Il suffit de traverser quelques kilomètres pour que le français prenne des airs un peu différents. En Belgique, et aussi en Suisse, les chiffres s’énoncent parfois avec une simplicité déconcertante : septante, nonante, voire huitante dans certaines régions. Et pendant ce temps, en France, on continue à jongler avec des soixante-dix, quatre-vingts et quatre-vingt-dix qui font grimacer bien des élèves. Mais pourquoi ces différences ? Une simple bizarrerie régionale ? Pas du tout. Ce sont en réalité des choix linguistiques et historiques profonds.
Le bon sens belge : le système décimal
Les Belges n’ont rien inventé, ils ont simplement gardé ce que le latin leur avait offert : un système décimal clair et linéaire. Septante, octante (même si ce dernier a disparu), nonante… tout découle directement des formes latines septuaginta, octoginta, nonaginta. Ce n’est donc pas une fantaisie moderne, mais un héritage du français ancien que la Belgique a préféré conserver. Un choix validé au XIXe siècle, quand l’enseignement s’est structuré autour d’une norme plus cohérente et plus pédagogique.
Derrière ce maintien du système décimal, il y a une volonté claire : simplifier l’apprentissage, et ne pas alourdir inutilement une langue déjà pleine d’exceptions. Une logique qui a séduit aussi certains enseignants en Afrique francophone, où septante et nonante s’imposent parfois comme des alternatives plus accessibles.
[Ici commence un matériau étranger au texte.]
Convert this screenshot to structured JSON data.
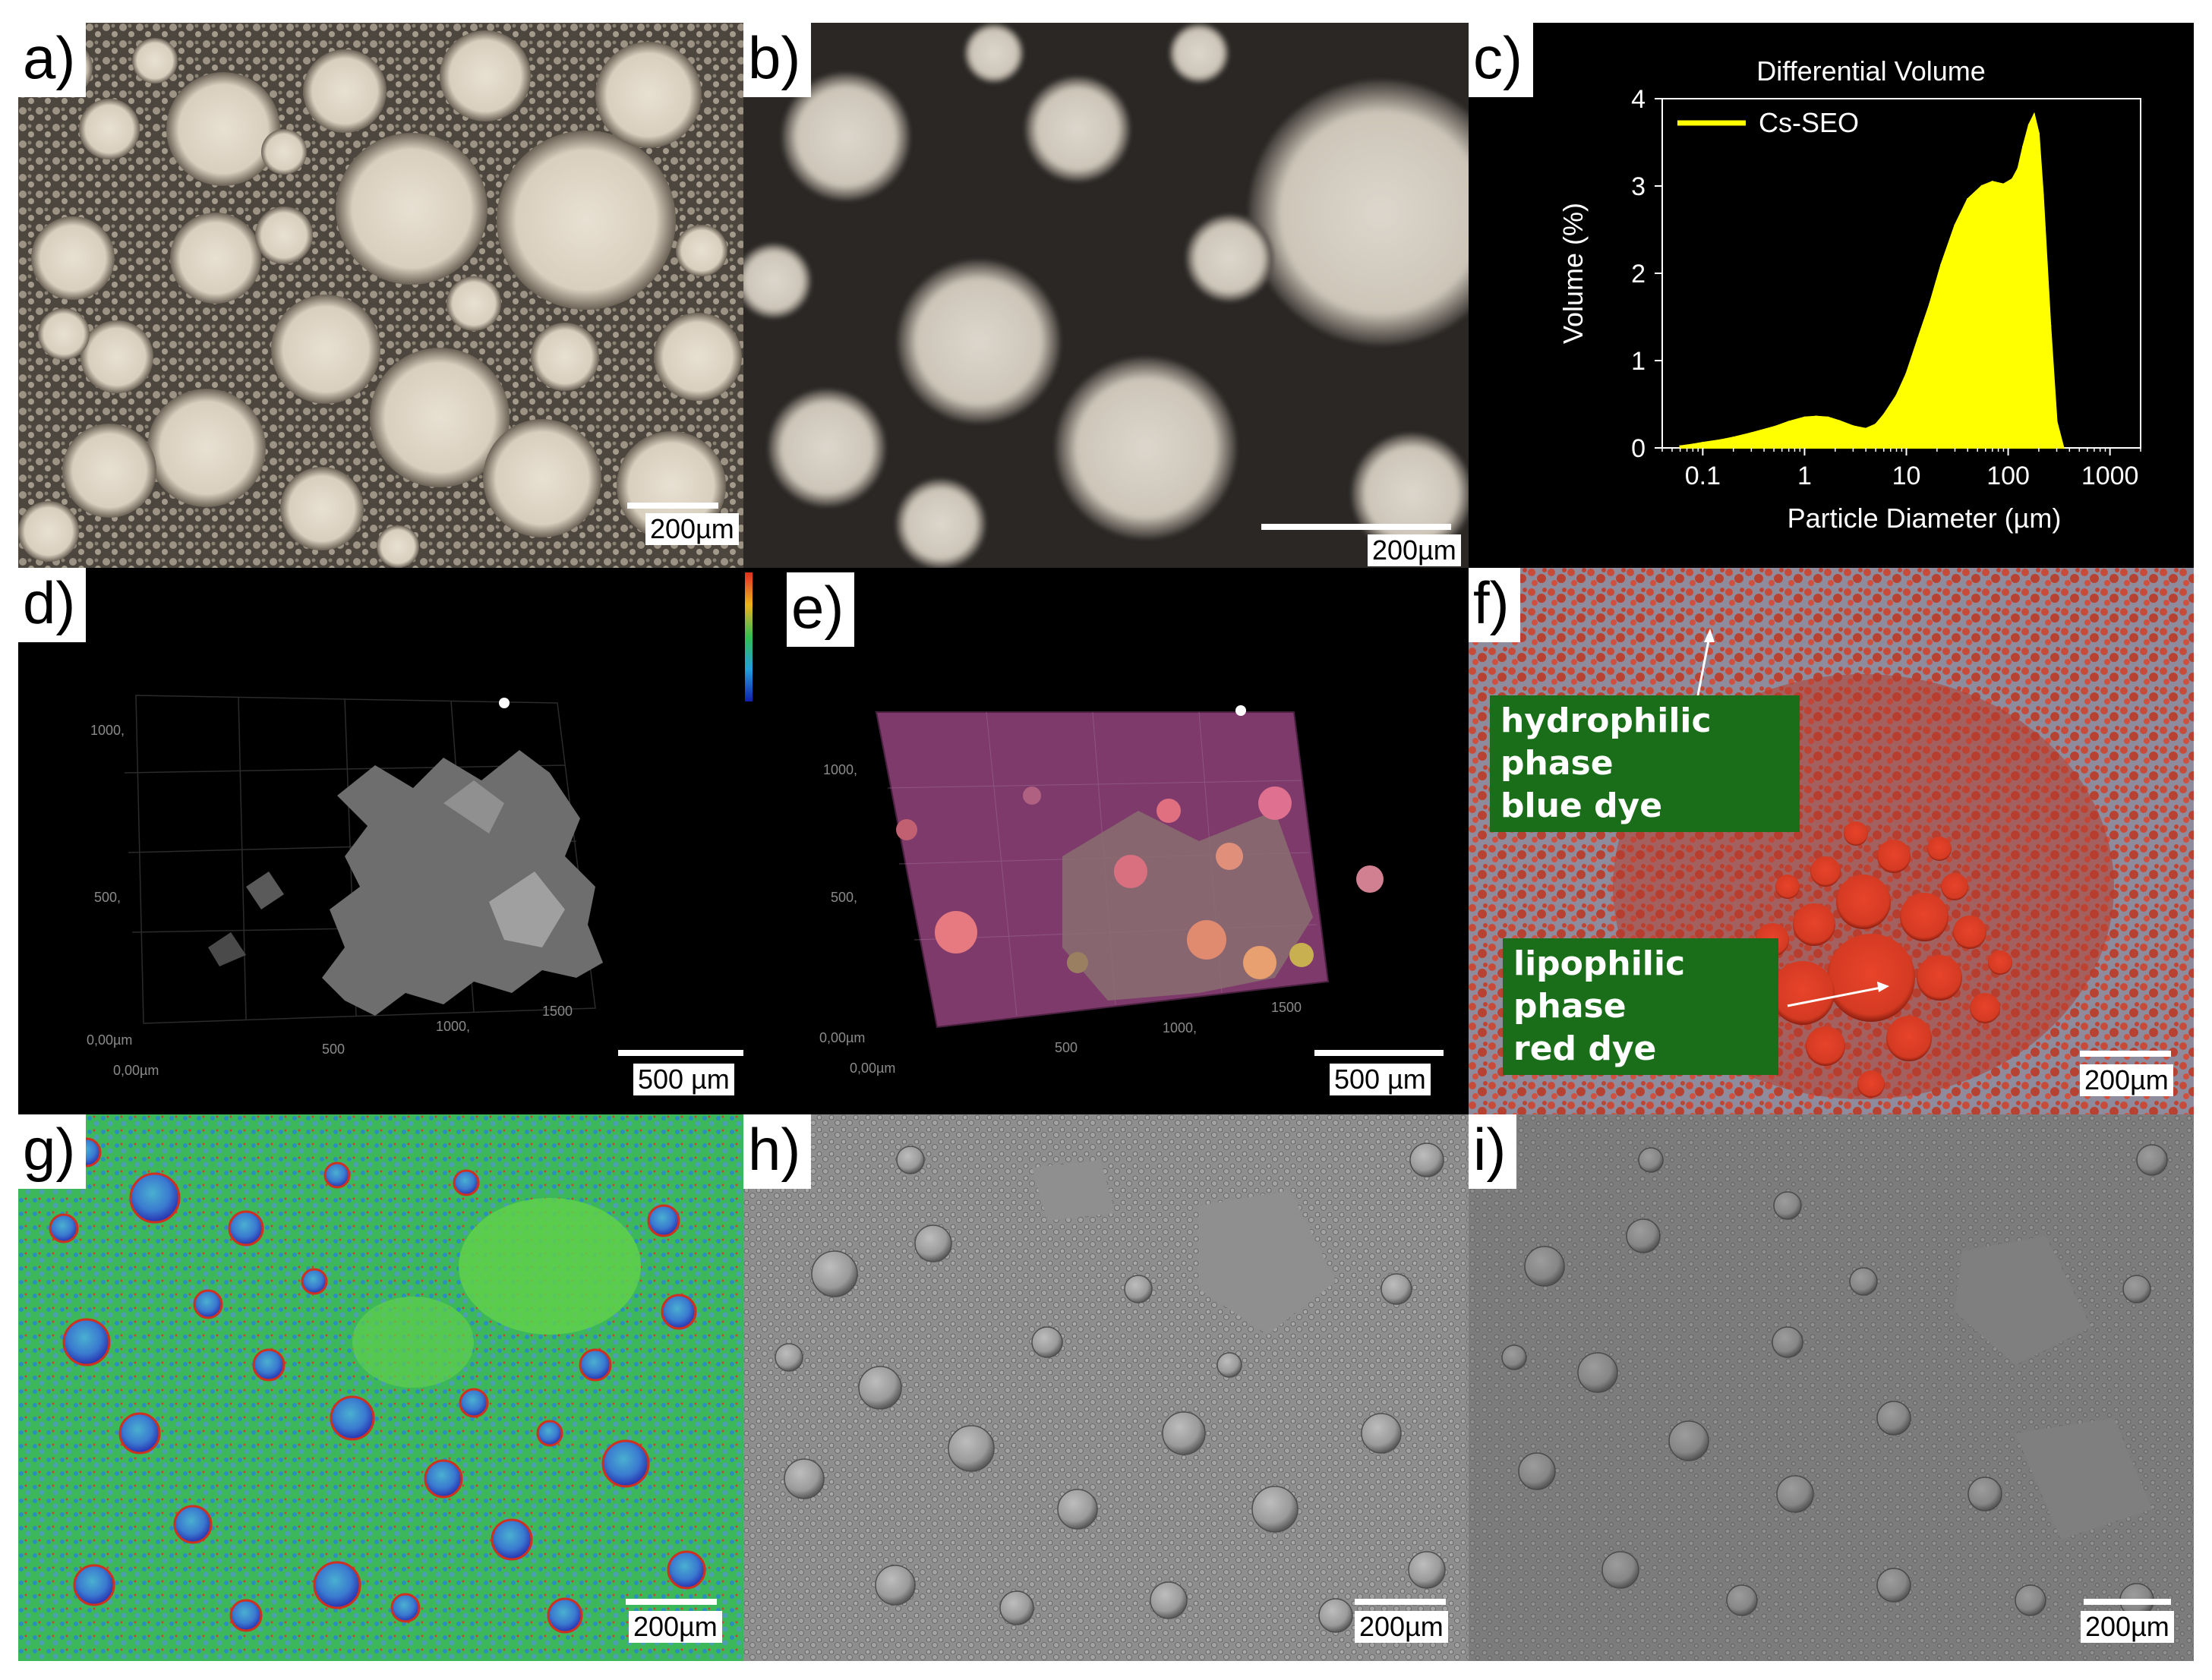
{
  "panels": {
    "a": {
      "label": "a)",
      "scale": "200µm"
    },
    "b": {
      "label": "b)",
      "scale": "200µm"
    },
    "c": {
      "label": "c)"
    },
    "d": {
      "label": "d)",
      "scale": "500 µm",
      "axis_labels": [
        "1000,",
        "500,",
        "0,00µm",
        "0,00µm",
        "500",
        "1000,",
        "1500"
      ]
    },
    "e": {
      "label": "e)",
      "scale": "500 µm",
      "axis_labels": [
        "1000,",
        "500,",
        "0,00µm",
        "0,00µm",
        "500",
        "1000,",
        "1500"
      ]
    },
    "f": {
      "label": "f)",
      "scale": "200µm",
      "annotation_top_line1": "hydrophilic phase",
      "annotation_top_line2": "blue dye",
      "annotation_bottom_line1": "lipophilic phase",
      "annotation_bottom_line2": "red dye"
    },
    "g": {
      "label": "g)",
      "scale": "200µm"
    },
    "h": {
      "label": "h)",
      "scale": "200µm"
    },
    "i": {
      "label": "i)",
      "scale": "200µm"
    }
  },
  "chart_data": {
    "type": "area",
    "title": "Differential Volume",
    "xlabel": "Particle Diameter (µm)",
    "ylabel": "Volume (%)",
    "xscale": "log",
    "xlim": [
      0.04,
      2000
    ],
    "ylim": [
      0,
      4
    ],
    "xticks": [
      0.1,
      1,
      10,
      100,
      1000
    ],
    "xtick_labels": [
      "0.1",
      "1",
      "10",
      "100",
      "1000"
    ],
    "yticks": [
      0,
      1,
      2,
      3,
      4
    ],
    "ytick_labels": [
      "0",
      "1",
      "2",
      "3",
      "4"
    ],
    "grid": false,
    "legend_position": "top-left",
    "series": [
      {
        "name": "Cs-SEO",
        "color": "#ffff00",
        "x": [
          0.06,
          0.08,
          0.1,
          0.15,
          0.2,
          0.3,
          0.5,
          0.7,
          1.0,
          1.3,
          1.7,
          2.2,
          3.0,
          4.0,
          5.0,
          6.0,
          8.0,
          10,
          13,
          17,
          22,
          30,
          40,
          55,
          70,
          90,
          110,
          125,
          140,
          160,
          180,
          200,
          220,
          260,
          300,
          350
        ],
        "y": [
          0.02,
          0.04,
          0.06,
          0.09,
          0.12,
          0.17,
          0.24,
          0.3,
          0.35,
          0.36,
          0.35,
          0.31,
          0.25,
          0.22,
          0.27,
          0.38,
          0.6,
          0.85,
          1.25,
          1.65,
          2.1,
          2.55,
          2.85,
          3.0,
          3.05,
          3.02,
          3.08,
          3.2,
          3.45,
          3.7,
          3.82,
          3.6,
          2.9,
          1.4,
          0.3,
          0.0
        ]
      }
    ]
  }
}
La complexité à la française : un héritage historique
Et la France, dans tout ça ? Eh bien, elle a préféré conserver une forme plus alambiquée, héritée du système vigésimal, basé sur des multiples de vingt. Soixante-dix, c’est donc 60 + 10 ; quatre-vingts, c’est 4 x 20… et quatre-vingt-dix, c’est 4 x 20 + 10. Pas de quoi faire rêver les élèves de CE2.
Cette construction n’est pas un caprice, mais le fruit d’une tradition médiévale, influencée notamment par les Gaulois et d’autres peuples du nord. Elle a été entérinée par l’Académie française au XVIIe siècle, puis renforcée par la centralisation linguistique autour de Paris. Le français de la capitale est devenu la norme, balayant progressivement les autres usages.
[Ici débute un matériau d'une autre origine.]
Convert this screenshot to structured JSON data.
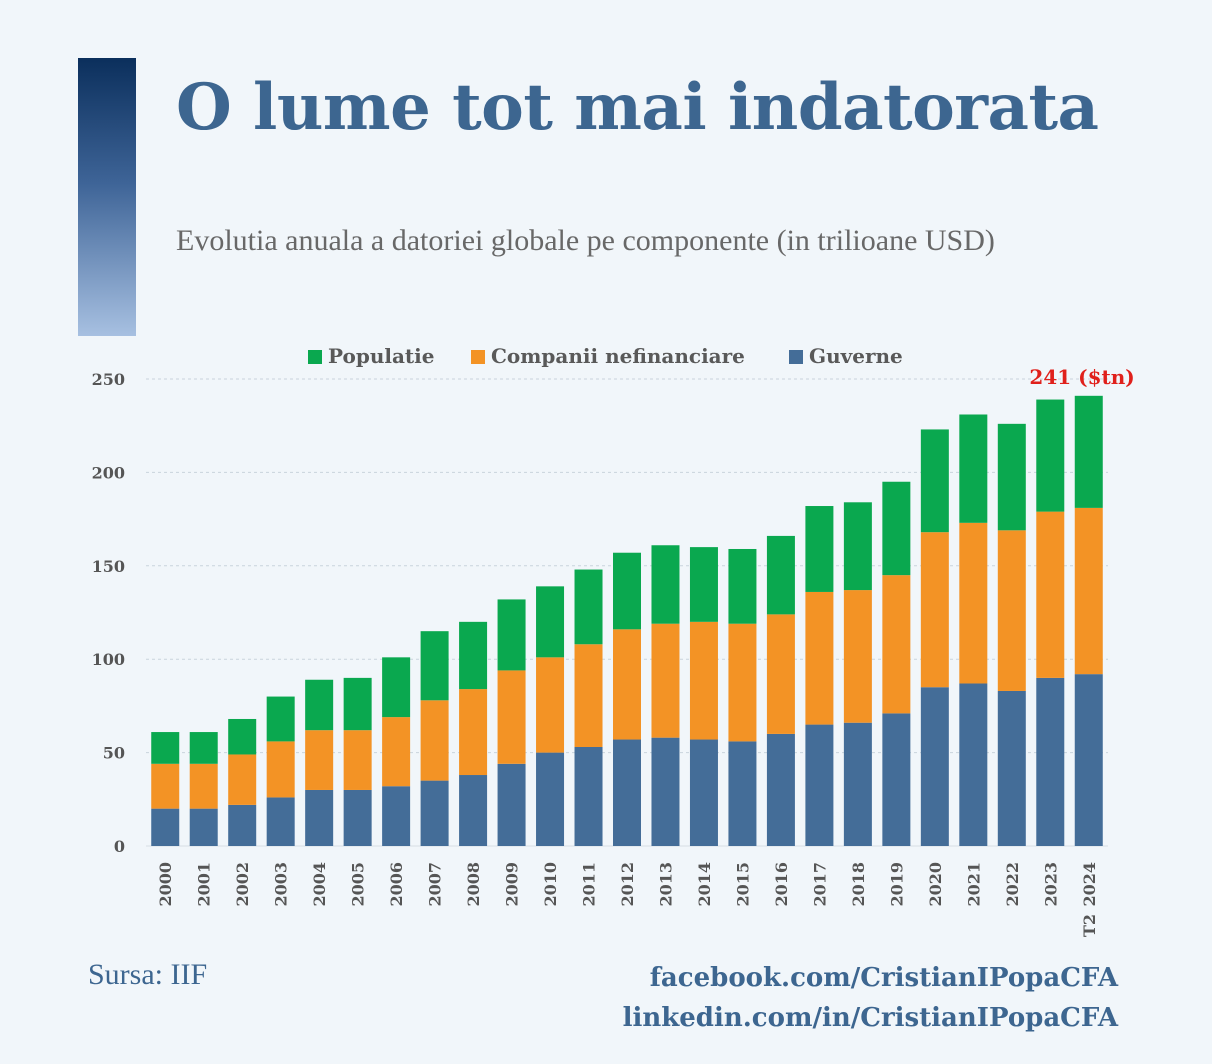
{
  "header": {
    "title": "O lume tot mai indatorata",
    "subtitle": "Evolutia anuala a datoriei globale pe componente (in trilioane USD)"
  },
  "footer": {
    "source": "Sursa: IIF",
    "link_facebook": "facebook.com/CristianIPopaCFA",
    "link_linkedin": "linkedin.com/in/CristianIPopaCFA"
  },
  "colors": {
    "populatie": "#0aa84f",
    "companii": "#f39325",
    "guverne": "#446d98",
    "annotation": "#e0201b",
    "axis_text": "#555555",
    "grid": "#c9d3dc"
  },
  "chart_data": {
    "type": "bar",
    "stacked": true,
    "categories": [
      "2000",
      "2001",
      "2002",
      "2003",
      "2004",
      "2005",
      "2006",
      "2007",
      "2008",
      "2009",
      "2010",
      "2011",
      "2012",
      "2013",
      "2014",
      "2015",
      "2016",
      "2017",
      "2018",
      "2019",
      "2020",
      "2021",
      "2022",
      "2023",
      "T2 2024"
    ],
    "series": [
      {
        "name": "Guverne",
        "color_key": "guverne",
        "values": [
          20,
          20,
          22,
          26,
          30,
          30,
          32,
          35,
          38,
          44,
          50,
          53,
          57,
          58,
          57,
          56,
          60,
          65,
          66,
          71,
          85,
          87,
          83,
          90,
          92
        ]
      },
      {
        "name": "Companii nefinanciare",
        "color_key": "companii",
        "values": [
          24,
          24,
          27,
          30,
          32,
          32,
          37,
          43,
          46,
          50,
          51,
          55,
          59,
          61,
          63,
          63,
          64,
          71,
          71,
          74,
          83,
          86,
          86,
          89,
          89
        ]
      },
      {
        "name": "Populatie",
        "color_key": "populatie",
        "values": [
          17,
          17,
          19,
          24,
          27,
          28,
          32,
          37,
          36,
          38,
          38,
          40,
          41,
          42,
          40,
          40,
          42,
          46,
          47,
          50,
          55,
          58,
          57,
          60,
          60
        ]
      }
    ],
    "legend_order": [
      "Populatie",
      "Companii nefinanciare",
      "Guverne"
    ],
    "legend_position": "top-center",
    "ylim": [
      0,
      250
    ],
    "yticks": [
      0,
      50,
      100,
      150,
      200,
      250
    ],
    "grid": true,
    "annotation": {
      "category": "T2 2024",
      "text": "241 ($tn)"
    }
  }
}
Comme le rappelle le linguiste Bernard Cerquiglini, c’est bien le français parisien qui a imposé ses règles, parfois au mépris de la logique. Ainsi, les “septante” et “nonante” ont été progressivement relégués au rang de curiosités régionales.
Une langue, plusieurs identités
Mais le français, ce n’est pas qu’une langue figée. C’est aussi une mosaïque d’usages et d’influences locales. En Belgique, par exemple, on ne dit pas “serviette” mais “essuie”, on parle de “GSM” au lieu de “portable”, et on termine certaines phrases par “une fois”, clin d’œil typique de l’accent bruxellois.
Ce français belge, loin d’être un sous-français, est reconnu, enseigné et utilisé dans tous les domaines officiels. Le Conseil de la langue française de Belgique le rappelle : il a sa norme propre, tout en restant compréhensible par les autres francophones. Une richesse pour la francophonie, qui prouve que la diversité linguistique est une force, pas un obstacle.
Une logique qui séduit au-delà des frontières
Mathématiquement, septante est plus simple. Pédagogiquement aussi. On passe de 60 à 70, de 70 à 80… sans gymnastique mentale. C’est un atout pour les enfants, mais aussi pour les apprenants étrangers, qui peinent souvent à décrypter les quatre-vingt-dix et autres énigmes chiffrées.
Certains professeurs français l’avouent sans détour : ce système rend l’enseignement des nombres inutilement complexe. Alors, faut-il abandonner soixante-dix au profit de septante ? Difficile, tant l’habitude est ancrée. Mais une chose est sûre : la clarté des Belges a de quoi faire réfléchir.